Concurrent users: 50
Traffic pattern: Continuous requests for 2 minutes
Rate limit configuration: Sliding Window – 5 requests per 1 minute
Metric Category | Metric | Without Rate Limiter | Sliding Window Rate Limiter |
CPU Usage | Peak CPU Usage | 72% | 54% |
Average CPU Usage | 35-40% | 15–25% | |
Thread Pool | Peak Threads | 45 | 25 |
Thread Starvation | Yes | No | |
Requests | Successful Requests | 100% (slow) | 12% |
Rejected (429) | 0 | 82% | |
Response Time | P95 | 9.8s | 130ms |
Note: These benchmarks were captured on a local development machine using Visual Studio Diagnostic Tools. Results may vary based on hardware, workload, and runtime configuration.
Summary
The Sliding Window Rate Limiter is a great choice for APIs that receive uneven, bursty traffic.
By splitting the time window into smaller segments and sliding the window continuously, it keeps your API fast, fair, and stable - even when users or systems send multiple requests in a short time.
If you want to explore other rate limiting strategies, check out the blogs on Fixed Window, Token Bucket, and Concurrency limiters.
FAQs
Q1: Can Sliding Window rate limiting work across multiple servers?
A: By default, No.
Sliding Window rate limiting works per server by default and does not synchronize across multiple servers.
To make it work across multiple servers, a distributed store like Redis is required so all instances share the same counters. We’ll explore distributed rate limiting in an upcoming blog post.
builder.Services.AddStackExchangeRedisRateLimiter(options =>
{
options.ConnectionMultiplexer =
ConnectionMultiplexer.Connect("localhost:6379");
});
Q2: How do I test if my rate limiting is working correctly?

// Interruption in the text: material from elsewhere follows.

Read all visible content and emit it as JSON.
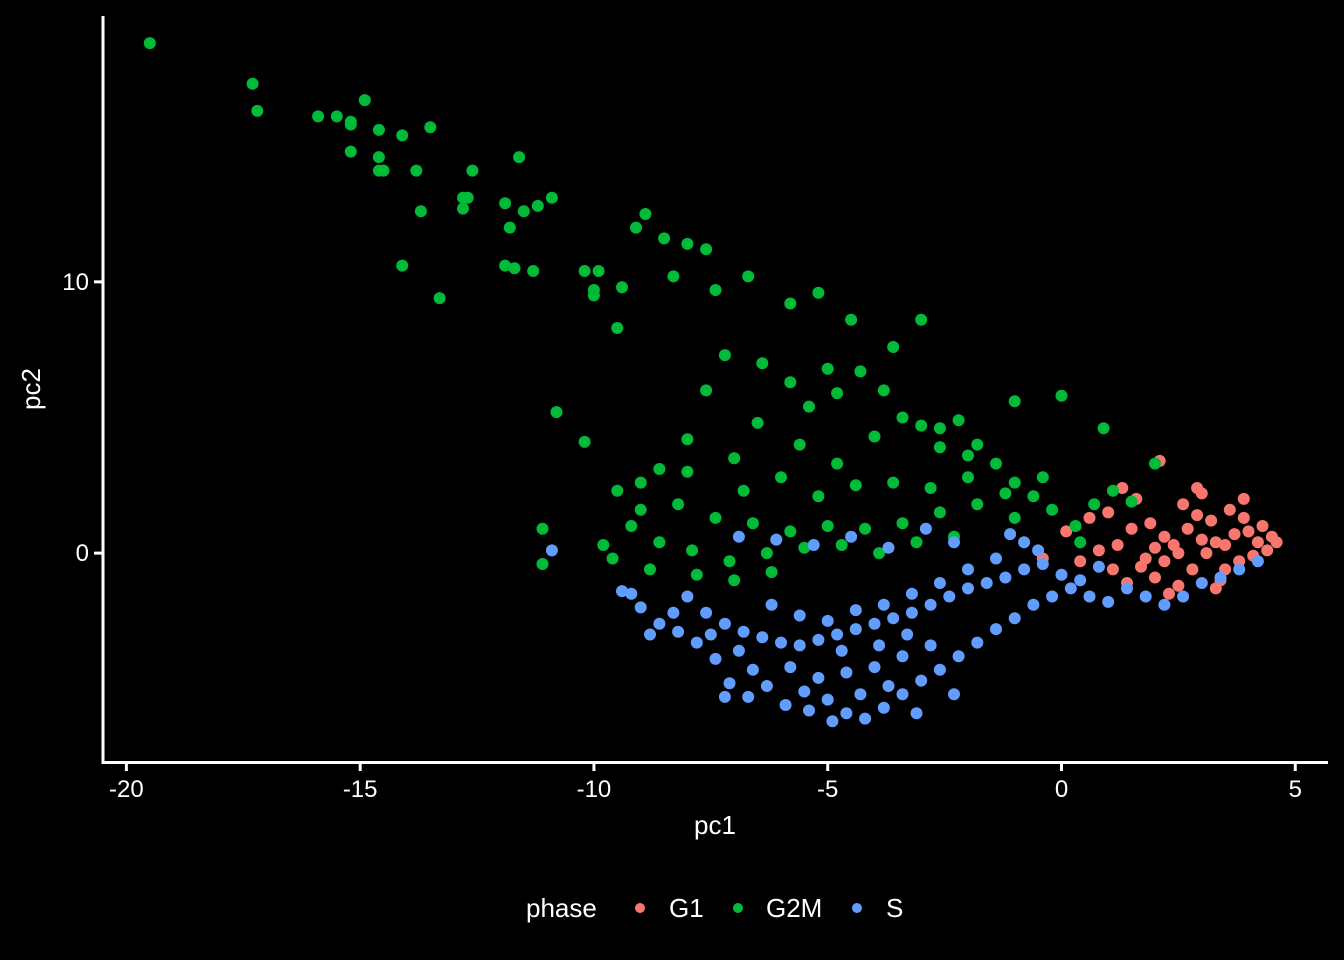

A: Rate limiting can be verified using a unit test that sends multiple requests in quick succession and checks that the API returns 429 Too Many Requests once the configured limit is exceeded.
[Fact]
public async Task SlidingWindowLimiter_Returns_429_On_6th_Request()
{
// Arrange
var responses = new List<HttpResponseMessage>();
// Act
for (int i = 0; i < 6; i++)
{
responses.Add(await _client.GetAsync("/api/inventory-report"));
}
// Assert
Assert.All(
responses.Take(5),
r => Assert.Equal(HttpStatusCode.OK, r.StatusCode)
);
Assert.Equal(
HttpStatusCode.TooManyRequests,
responses.Last().StatusCode
);
}
Q3: Can I use multiple rate limiters on the same endpoint?
A: Yes.
ASP.NET Core allows you to combine multiple rate limiters on a single endpoint.
For example, you can use:
A Sliding Window limiter to control bursty traffic
An IP-based limiter to prevent abuse from a single client
This approach provides better protection for public or high-risk APIs.
Q4: What happens to requests in the queue (QueueLimit)?
A: When the limit is reached, requests can optionally be queued instead of rejected.
Queued requests wait until permits become available. If the queue is full, new requests are rejected with HTTP 429.
For most production APIs - especially long-running ones - it is recommended to set QueueLimit = 0 and reject excess requests immediately.